Staying in school may be key to a long life, Yale study finds

NEW HAVEN, Conn. — For many people, it feels like their life doesn’t really get started until they finish school. Ironically, a new study conducted at Yale finds that staying in school may just extend one’s lifespan.

Life expectancy in the United States is on the decline for the first time in decades. It’s been hard, however, to identify one reason behind this troubling trend. A number of researchers have suggested a variety of contributing factors: inaccessible or high-priced health care, the ever-prevalent opioid problem, and the increasing rate of mental health disorder diagnoses, are just a few possible explanations.

For this study, researchers from Yale’s School of Medicine and the University of Alabama-Birmingham focused on two factors that are often thought to influence one’s lifespan: race and level of education. Data on 5,114 African-American and Caucasian individuals living in four U.S. cities was analyzed for the project.

All of these people had originally been recruited for a longevity study roughly 30 years ago when they were all in their early 20s. Today, the participants are in their early-to-mid 50s. Among the over 5,000 participants, 391 passed away since the start of the original longevity study.

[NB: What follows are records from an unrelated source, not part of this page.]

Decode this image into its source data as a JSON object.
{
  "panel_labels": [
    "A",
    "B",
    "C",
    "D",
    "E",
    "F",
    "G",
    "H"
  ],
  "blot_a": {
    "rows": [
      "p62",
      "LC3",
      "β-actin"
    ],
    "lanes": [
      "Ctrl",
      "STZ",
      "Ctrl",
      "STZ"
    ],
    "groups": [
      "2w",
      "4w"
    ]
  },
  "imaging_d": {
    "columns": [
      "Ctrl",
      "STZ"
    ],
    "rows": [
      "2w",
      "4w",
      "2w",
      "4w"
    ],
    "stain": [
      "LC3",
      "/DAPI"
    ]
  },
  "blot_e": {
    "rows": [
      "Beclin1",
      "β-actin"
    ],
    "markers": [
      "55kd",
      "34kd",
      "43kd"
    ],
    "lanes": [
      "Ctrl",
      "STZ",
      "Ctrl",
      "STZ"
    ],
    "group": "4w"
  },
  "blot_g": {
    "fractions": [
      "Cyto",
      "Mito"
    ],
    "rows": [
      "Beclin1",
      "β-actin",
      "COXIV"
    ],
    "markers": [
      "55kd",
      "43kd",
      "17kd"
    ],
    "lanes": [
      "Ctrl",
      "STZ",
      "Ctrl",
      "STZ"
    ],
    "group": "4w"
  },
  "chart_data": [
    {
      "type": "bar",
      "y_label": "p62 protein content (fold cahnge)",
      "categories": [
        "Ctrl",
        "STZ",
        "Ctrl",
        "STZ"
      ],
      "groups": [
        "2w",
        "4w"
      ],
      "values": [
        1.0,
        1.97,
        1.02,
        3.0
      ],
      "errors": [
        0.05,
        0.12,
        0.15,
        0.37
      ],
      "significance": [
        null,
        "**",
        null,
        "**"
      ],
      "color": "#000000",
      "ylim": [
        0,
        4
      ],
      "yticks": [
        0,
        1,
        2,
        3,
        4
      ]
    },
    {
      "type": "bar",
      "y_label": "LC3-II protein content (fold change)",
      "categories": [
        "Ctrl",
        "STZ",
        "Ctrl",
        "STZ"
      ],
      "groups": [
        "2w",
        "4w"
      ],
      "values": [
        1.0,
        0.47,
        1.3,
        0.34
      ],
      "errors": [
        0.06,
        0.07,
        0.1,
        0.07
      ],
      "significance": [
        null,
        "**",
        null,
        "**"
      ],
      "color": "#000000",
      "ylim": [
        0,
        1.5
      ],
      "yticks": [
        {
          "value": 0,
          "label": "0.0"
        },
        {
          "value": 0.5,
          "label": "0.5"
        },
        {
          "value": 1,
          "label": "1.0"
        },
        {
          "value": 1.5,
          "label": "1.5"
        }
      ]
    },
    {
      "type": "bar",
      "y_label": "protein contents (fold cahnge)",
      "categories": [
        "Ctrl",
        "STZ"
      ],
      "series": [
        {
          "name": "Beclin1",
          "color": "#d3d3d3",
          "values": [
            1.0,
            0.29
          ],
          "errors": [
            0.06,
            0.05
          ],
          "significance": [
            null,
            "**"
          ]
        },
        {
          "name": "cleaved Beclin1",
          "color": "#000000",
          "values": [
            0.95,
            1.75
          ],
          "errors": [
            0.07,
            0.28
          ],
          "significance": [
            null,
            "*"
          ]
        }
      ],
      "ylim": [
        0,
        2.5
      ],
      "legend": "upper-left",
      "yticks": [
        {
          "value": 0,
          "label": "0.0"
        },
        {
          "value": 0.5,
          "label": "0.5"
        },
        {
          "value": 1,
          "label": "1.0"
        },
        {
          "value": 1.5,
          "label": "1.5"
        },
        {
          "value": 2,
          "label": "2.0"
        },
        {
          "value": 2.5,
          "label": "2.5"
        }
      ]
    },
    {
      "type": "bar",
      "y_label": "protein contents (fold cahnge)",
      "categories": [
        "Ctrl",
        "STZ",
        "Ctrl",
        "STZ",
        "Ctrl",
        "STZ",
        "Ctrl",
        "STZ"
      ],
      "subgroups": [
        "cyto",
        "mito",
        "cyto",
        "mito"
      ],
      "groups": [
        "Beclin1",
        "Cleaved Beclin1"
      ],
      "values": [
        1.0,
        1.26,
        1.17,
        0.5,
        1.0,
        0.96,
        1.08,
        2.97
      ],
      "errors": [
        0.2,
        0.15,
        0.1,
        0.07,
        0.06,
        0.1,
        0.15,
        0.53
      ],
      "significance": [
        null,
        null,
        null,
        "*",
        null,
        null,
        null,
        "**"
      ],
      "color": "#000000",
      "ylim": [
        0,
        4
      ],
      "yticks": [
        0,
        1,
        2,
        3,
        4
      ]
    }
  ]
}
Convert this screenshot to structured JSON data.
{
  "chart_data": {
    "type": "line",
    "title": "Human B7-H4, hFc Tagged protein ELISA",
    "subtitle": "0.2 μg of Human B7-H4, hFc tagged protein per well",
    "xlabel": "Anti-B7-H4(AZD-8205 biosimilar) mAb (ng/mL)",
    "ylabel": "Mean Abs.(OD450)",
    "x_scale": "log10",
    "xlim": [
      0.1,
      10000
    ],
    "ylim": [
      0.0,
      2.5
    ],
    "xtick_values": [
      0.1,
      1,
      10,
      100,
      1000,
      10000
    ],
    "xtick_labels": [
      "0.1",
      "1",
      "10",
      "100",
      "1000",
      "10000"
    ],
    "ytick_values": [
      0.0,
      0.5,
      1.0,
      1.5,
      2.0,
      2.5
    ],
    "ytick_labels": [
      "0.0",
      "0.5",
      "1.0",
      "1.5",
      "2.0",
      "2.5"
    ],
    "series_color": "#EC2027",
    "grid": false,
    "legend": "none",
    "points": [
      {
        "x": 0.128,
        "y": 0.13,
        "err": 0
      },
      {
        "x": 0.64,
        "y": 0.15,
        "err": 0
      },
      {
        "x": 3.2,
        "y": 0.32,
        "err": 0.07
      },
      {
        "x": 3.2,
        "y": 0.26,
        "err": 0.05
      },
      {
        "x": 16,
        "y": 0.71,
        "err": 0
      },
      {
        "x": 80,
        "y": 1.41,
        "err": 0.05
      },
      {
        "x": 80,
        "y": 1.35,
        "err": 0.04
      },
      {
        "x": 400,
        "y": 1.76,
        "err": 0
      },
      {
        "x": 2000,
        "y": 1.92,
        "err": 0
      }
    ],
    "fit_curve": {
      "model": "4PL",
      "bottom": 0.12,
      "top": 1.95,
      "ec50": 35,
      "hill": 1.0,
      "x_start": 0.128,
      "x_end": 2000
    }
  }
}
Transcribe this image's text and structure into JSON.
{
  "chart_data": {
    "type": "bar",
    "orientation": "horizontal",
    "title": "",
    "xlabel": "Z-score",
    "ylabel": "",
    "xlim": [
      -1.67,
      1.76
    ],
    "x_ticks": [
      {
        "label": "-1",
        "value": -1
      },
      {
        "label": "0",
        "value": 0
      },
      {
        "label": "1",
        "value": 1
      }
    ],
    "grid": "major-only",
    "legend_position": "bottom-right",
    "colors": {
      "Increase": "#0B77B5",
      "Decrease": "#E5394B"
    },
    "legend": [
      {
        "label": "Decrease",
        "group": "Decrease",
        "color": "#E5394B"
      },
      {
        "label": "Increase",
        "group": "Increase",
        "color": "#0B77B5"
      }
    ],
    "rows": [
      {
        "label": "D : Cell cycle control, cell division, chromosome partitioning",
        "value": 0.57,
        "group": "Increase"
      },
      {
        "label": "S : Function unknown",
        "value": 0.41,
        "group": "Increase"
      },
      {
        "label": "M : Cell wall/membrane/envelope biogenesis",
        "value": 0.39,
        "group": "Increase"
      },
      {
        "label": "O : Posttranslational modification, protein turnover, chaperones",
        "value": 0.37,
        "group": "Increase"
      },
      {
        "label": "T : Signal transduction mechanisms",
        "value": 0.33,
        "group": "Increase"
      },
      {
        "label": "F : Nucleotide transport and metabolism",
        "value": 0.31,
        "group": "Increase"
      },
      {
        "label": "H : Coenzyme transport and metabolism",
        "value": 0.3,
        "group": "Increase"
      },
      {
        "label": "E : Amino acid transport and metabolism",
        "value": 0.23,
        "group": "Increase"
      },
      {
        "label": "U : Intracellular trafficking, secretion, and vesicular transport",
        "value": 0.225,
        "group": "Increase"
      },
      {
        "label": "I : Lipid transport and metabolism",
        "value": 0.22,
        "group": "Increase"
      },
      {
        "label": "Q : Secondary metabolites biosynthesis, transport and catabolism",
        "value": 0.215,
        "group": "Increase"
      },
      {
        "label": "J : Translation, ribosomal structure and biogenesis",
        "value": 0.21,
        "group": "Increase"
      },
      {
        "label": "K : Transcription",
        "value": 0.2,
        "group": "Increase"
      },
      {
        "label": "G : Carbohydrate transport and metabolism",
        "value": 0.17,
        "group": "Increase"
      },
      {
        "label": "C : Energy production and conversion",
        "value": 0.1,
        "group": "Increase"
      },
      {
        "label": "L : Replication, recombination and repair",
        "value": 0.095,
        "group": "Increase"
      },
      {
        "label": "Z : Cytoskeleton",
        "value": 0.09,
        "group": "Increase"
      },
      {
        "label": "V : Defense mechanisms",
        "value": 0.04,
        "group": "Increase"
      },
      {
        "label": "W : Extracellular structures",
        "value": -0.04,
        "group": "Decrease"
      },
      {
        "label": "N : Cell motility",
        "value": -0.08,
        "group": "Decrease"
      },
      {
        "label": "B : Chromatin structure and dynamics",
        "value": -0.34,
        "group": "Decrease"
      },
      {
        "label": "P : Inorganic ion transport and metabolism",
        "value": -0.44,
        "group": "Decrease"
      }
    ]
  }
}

The study’s authors discovered that education was a much more accurate indicator of a person’s lifespan than their race.

“These deaths are occurring in working-age people, often with children, before the age of 60,” comments corresponding author Yale’s Brita Roy, assistant professor of medicine and epidemiology, in a release.

If those deaths are broken down by race, 9% of black participants in the study passed away at an early age, along with 6% of white participants. There were also racial differences regarding cause of death; black men were more likely to die by homicide while white men were more likely to die from AIDS. That being said, the most common cause of death regardless of race was heart problems or cancer.

The most notable differences in death rates depended on education level. Roughly 13% of individuals with a high school degree or less passed away, versus just 5% of people with a college degree.

The research team say they were particularly surprised to discover that when they examined education and race simultaneously, racial differences in death rates all but vanished. In all, 13.5% of black subjects and 13.2% of white subjects with a high school degree or less passed away during the research period. Again, that number dropped to just 5.9% of black subjects and 4.3% of white participants with college degrees.

Even after accounting for other factors such as income, and utilizing an advanced statistical method that compensated for differences in age-related mortality, education was still shown to be by far the most accurate predictor of a longer life.

“These findings are powerful,” Roy concludes. “They suggest that improving equity in access to and quality of education is something tangible that can help reverse this troubling trend in reduction of life expectancy among middle-aged adults.”

The study is published in the American Journal of Public Health.